Apa saja hal-hal yang harus dimiliki oleh setiap pemimpin? Setiap pemimpin harus memiliki karakter dasar dan basic values kepemimpinan. Dalam perspektif agama Islam, disebutkan adanya empat sifat/karakter yang harus dimiliki seorang pemimpin, sebagaimana dimiliki oleh Rasulullah Muhammad SAW yakni sidiq (benar, jujur), amanah (terpercaya), tabligh (komunikator), dan fathanah (cerdas).

Sifat-sifat tersebut, selaras dengan prinsip-prinsip kepemimpinan modern, di mana setiap pemimpin harus, memiliki visi, di mana seorang pemimpin adalah manusia pembelajar, memiliki ide-ide besar yang visioner dan menjadi referensi utama bagi yang dipimpin. Seorang pemimpin juga harus memiliki kemampuan (ability) dan kapasitas (capacity), antara lain: keahlian/kecakapan (skill) dalam berkomunikasi, memotivasi, dan yang lainnya; pengetahuan/wawasan (knowledge); pengalaman (experience); kemampuan mengembangkan pengaruh (influence); kemampuan menggalang solidaritas (Solidarity maker); serta kemampuan memecahkan masalah (decision making).
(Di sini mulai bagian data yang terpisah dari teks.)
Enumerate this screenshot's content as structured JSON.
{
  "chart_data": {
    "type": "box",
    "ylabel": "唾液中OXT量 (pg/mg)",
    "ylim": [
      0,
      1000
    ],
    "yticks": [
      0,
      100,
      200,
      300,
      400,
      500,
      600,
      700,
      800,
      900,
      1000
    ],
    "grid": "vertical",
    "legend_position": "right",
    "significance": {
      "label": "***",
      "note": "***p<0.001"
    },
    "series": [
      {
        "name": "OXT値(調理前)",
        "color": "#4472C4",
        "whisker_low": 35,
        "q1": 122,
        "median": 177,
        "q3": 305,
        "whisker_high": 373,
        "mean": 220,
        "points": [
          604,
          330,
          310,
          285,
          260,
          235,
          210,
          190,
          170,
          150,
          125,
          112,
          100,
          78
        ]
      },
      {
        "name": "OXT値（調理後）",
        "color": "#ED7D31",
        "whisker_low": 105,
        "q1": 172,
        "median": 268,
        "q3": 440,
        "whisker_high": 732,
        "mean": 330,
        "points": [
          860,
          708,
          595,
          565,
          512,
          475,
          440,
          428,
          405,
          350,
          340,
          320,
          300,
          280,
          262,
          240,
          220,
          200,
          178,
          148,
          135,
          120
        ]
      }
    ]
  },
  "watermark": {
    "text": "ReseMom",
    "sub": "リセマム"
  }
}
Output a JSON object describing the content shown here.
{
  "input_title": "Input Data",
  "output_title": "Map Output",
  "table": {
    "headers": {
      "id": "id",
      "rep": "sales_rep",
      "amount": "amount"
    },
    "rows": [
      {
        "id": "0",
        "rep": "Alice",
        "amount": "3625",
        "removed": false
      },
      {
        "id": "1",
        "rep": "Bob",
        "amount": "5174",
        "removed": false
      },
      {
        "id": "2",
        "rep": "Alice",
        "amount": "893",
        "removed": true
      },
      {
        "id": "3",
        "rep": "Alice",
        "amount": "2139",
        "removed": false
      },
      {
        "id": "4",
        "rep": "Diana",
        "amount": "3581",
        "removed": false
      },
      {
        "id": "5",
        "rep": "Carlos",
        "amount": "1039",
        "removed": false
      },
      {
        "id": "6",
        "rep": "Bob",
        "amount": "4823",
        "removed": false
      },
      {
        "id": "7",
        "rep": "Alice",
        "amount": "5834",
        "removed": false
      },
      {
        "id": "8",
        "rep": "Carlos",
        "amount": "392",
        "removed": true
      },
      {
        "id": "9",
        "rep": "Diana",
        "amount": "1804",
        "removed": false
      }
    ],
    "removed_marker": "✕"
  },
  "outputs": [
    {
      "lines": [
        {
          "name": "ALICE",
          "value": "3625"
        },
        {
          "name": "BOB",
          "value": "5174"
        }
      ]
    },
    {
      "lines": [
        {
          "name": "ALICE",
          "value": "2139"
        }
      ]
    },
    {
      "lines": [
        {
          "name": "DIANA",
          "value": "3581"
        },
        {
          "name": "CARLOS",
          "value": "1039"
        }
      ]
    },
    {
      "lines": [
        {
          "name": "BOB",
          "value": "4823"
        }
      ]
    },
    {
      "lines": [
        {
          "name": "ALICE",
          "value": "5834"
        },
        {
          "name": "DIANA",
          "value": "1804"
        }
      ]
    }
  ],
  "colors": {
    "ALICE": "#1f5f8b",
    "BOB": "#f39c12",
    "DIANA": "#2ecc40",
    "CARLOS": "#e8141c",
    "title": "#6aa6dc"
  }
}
Seorang pemimpin juga harus memiliki integritas (integrity), yakni memiliki kepribadian yang utuh/berwibawa (kharisma); bijaksana (wisdom); bersikap empatik; memiliki prinsip-prinsip yang utama dalam hidupnya; menjadi panutan (kelompok referensi utama); serta, mampu mengutamakan kepentingan lebih besar, ketimbang kepentingan kecil dan sempit (negarawan). Di atas semua itu, seorang pemimpin total dalam mengerahkan segenap potensi yang ada pada dirinya untuk kemajuan organisasi (prinsip totality).

Dalam konteks model kepemimpinan, dikenal dua model, yakni, pertama, model kepemimpinan transformasional, yakni kepemimpinan yang mampu membawa organisasi kepada perubahan-perubahan dalam visi, strategi, dan budaya organisasi (kepemimpinan yang dinamis dan produktif). Kedua, kepemimpinan transaksional, yang cenderung mempertahankan kestabilan dan status quo dalam organisasi, ketimbang mempromosikan perubahan (kepemimpinan yang statis).

Hakikat Kepemimpinan Politik
Sebelum membahas hakikat kepemimpinan politik, maka perlu dipahami terlebih dahulu hakikat politik dan hakikat individu berpolitik. Politik terkait dengan upaya meraih dan mempertahankan kekuasaan (power). Politik dan kekuasaan adalah tujuan-antara (cara), bukan tujuan utama itu sendiri. Idealnya, kekuasaan harus dimanfaatkan untuk kesejahteraan dan kemakmuran rakyat. Kekuasaan tidak boleh dipakai untuk kepentingan diri-sendiri. Namun demikian, kita juga harus catat aksioma Lord Acton yang menegaskan bahwa kekuasaan cenderung disalahgunakan, kekuasaan yang mutlak pasti disalahgunakan (power tend to corrupt, absolute power corrupt absolutely). Kita juga mencatat, adanya kecenderungan manusia untuk, sebagaimana disinyalir Machiavelli, menghalalkan segala cara untuk meraih dan mempertahankan kekuasaan.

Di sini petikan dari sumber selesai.